There has definitely been an increase over the past 5 years. Really since 2006, beekeeping has been on the rise throughout the world. This can be attributed partly to the huge losses of bees, known as Colony Collapse Disorder, and the associated media attention honey bees received. Sometimes we jokingly say that backyard chickens are the gateway to backyard honeybees…but it’s true — a high percentage of our customers recently made the jump into chickens, and next add honeybees to their backyard homestead!
Increasingly, people seem to want to have more control over, and an active participation with, their food supply and a relationship with the earth. Our customers are bee enthusiasts concerned about Colony Collapse Disorder, backyard and urban gardeners, and people that want to provide pollination to their own gardens and the community at large.

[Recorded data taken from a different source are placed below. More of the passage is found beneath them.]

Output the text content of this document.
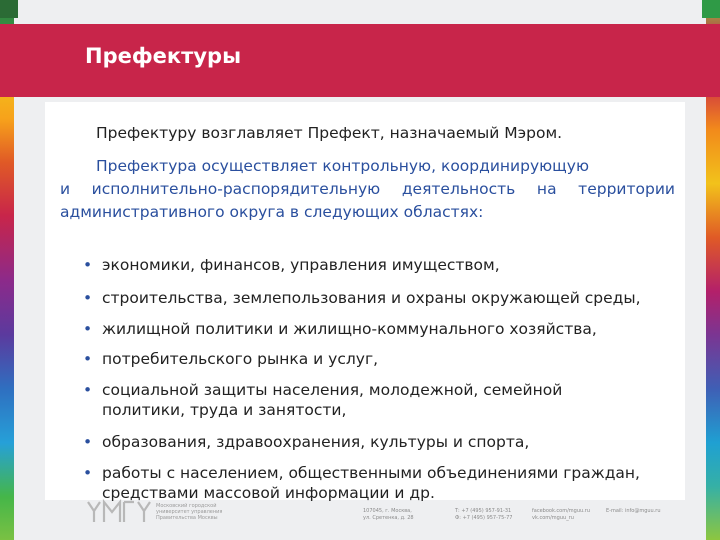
Префектуры
Префектуру возглавляет Префект, назначаемый Мэром.
Префектура осуществляет контрольную, координирующую
и исполнительно-распорядительную деятельность на территории
административного округа в следующих областях:
• экономики, финансов, управления имуществом,
• строительства, землепользования и охраны окружающей среды,
• жилищной политики и жилищно-коммунального хозяйства,
• потребительского рынка и услуг,
• социальной защиты населения, молодежной, семейной
политики, труда и занятости,
• образования, здравоохранения, культуры и спорта,
• работы с населением, общественными объединениями граждан,
средствами массовой информации и др.
Московский городской
университет управления
Правительства Москвы
107045, г. Москва,
ул. Сретенка, д. 28
Т: +7 (495) 957-91-31
Ф: +7 (495) 957-75-77
facebook.com/mguu.ru
vk.com/mguu_ru
E-mail: info@mguu.ru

What are the benefits of home beekeeping, as opposed to buying store-bought honey?
A significant amount of store-bought honey has been shown to have no beneficial properties due to pasteurization and a forced diet of sugar water given to the bees.
Honeybees are incredibly complex creatures — written about more than any other animal — and to have a colony in the backyard for you and your family to observe is a magical and educational experience. Honeybees are pollinators, and one colony will help pollinate millions of flowers within a few square miles of your backyard — a great benefit for the community. Wax, pollen, propolis, and honey are additional rewards that come with a honeybee colony. Honey from your own backyard is better than store-bought for a number of reasons. For one, you know where it came from and how the colony was treated. Additionally, consuming local honey and pollen have long been recommended as a support in treating seasonal allergies. Honey can also be used on burns, cuts, and scrapes as it is naturally antibacterial and antimicrobial.
Bees can be seen as a threat by some people, especially when they swarm. Can you explain what a swarm actually is?
A swarm is the means by which honeybees reproduce. 15-50% (3,000-30,000 bees) of the colony will issue from the hive with the old queen, leaving the hive with a new queen and the remaining bees. The swarm usually lands upon a tree branch nearby and waits while the eldest bees, known as the scouts, scour the area miles around to find the ideal cavity to move into. Once they find a good one, they go back to the hanging clump, dancing vigorously to communicate the distance and direction. More scouts will inspect the location, and once there is unanimous agreement, the swarm will take off and move into the new cavity.
Swarms are the time when honeybee colonies are the most docile. They have no babies/brood to protect, they are full of honey, and want nothing but to find a new home. Usually swarms can simply be dropped from the tree branch into a box with no trouble at all. This is our favorite way to populate our hives!
What the best thing about your job?
Helping beekeepers throughout the world do their part to benefit honeybees and beekeeping in general. When we’re not helping beekeepers, we spend the rest of our time working with honeybees and playing with our wonderful, rescued, Miniature Australian Shepherd dogs!
If you weren’t building beehives, what would you be doing?
I would likely be working in the technology field (the previous chapter of my life). I much prefer the honeybee field!